Nothing could have convinced me not to get out for a closer look. I felt suddenly very strong, bulletproof—even strawproof. The kids would carry on with their naps as long as I left the car running.

Around the west side, a wall had tumbled in an almost perfectly diagonal line from roof to foundation. The upstairs room with the red curtains was still covered enough that I couldn’t see in. It didn’t bother me, though. I already knew that room as well as I needed to. Behind it, upstairs on the back of the house, was a room fully decorated in pink—not the bright modern pink of plastic toys, but the old-fashioned, pale pink of yesterday.

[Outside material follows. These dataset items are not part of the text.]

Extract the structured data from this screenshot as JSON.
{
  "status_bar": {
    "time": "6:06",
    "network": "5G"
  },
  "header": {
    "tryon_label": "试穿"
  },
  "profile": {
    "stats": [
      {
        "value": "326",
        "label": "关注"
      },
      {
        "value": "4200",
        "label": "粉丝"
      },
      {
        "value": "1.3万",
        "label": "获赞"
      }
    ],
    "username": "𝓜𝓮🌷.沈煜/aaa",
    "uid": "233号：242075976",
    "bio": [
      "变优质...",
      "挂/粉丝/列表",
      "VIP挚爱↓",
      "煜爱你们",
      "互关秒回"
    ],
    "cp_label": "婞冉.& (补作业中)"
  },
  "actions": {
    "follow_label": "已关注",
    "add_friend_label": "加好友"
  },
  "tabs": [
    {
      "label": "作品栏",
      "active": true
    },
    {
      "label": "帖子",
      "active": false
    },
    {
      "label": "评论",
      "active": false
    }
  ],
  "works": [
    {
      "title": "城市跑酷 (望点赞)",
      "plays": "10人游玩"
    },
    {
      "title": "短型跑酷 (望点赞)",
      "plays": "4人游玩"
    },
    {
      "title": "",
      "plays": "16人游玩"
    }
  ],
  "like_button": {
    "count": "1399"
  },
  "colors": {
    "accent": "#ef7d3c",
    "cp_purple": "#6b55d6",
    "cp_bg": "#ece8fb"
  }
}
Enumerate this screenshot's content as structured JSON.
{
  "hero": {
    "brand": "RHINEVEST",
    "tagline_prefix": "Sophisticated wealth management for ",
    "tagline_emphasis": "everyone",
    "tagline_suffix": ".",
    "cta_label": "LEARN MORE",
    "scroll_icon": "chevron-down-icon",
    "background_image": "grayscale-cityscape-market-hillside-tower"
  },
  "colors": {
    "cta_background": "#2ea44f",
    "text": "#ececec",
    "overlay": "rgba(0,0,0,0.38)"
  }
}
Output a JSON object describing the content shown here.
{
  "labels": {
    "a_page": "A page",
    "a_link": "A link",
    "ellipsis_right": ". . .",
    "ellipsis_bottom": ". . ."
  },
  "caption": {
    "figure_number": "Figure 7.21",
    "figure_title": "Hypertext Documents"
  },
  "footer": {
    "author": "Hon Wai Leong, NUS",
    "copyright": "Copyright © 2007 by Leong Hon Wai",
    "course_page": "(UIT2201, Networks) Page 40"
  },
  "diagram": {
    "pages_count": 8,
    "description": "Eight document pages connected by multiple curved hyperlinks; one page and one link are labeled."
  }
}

The bed had a lace canopy, and I imagined dolls piled on it. I imagined, too, that it contained a dollhouse made to look exactly like the big house. A tiny replica of a dream. It made me smile.

The last rays of sunset made the master bedroom on the lower floor look alive enough that I looked away, feeling like a Peeping Tom staring into such an intimate space. I couldn’t help myself, though: I moved back in for a closer look. Bricks littered the floor and bed like favorite shoes ready to be packed for a trip to Aruba. A dusty red robe hung behind the door, and that more than anything made it feel like a home, like a place where people had not only been alive, but lived. I wished I could meet the woman who had hung red curtains and worn the red robe.

No, that wasn’t it at all. I wished I could be that woman. She was strong and courageous. She never would have let things get so bad or settled for living so small, so far away from her dreams. She would have stood up and taken charge. Her house belonged to her all the way through. It was a home. Even with the holes, it felt safer than my own.

Broken two-by-fours hung from the upper floor like teeth, but I had the idea they were yawning lazily rather than flexing to clamp down like a guillotine. A long nail hung off the end of a splintery board, as shiny as a freshly minted coin. It fell into my hand almost before I touched it, sun-warmed and filled with potential. I put it in my pocket and pushed my index finger into a cookie-dough-soft piece of Sheetrock, taking note of how insubstantial it was. A wall, even one that hadn’t been pulverized by tornado and rains, was barely stronger than my blanket tent.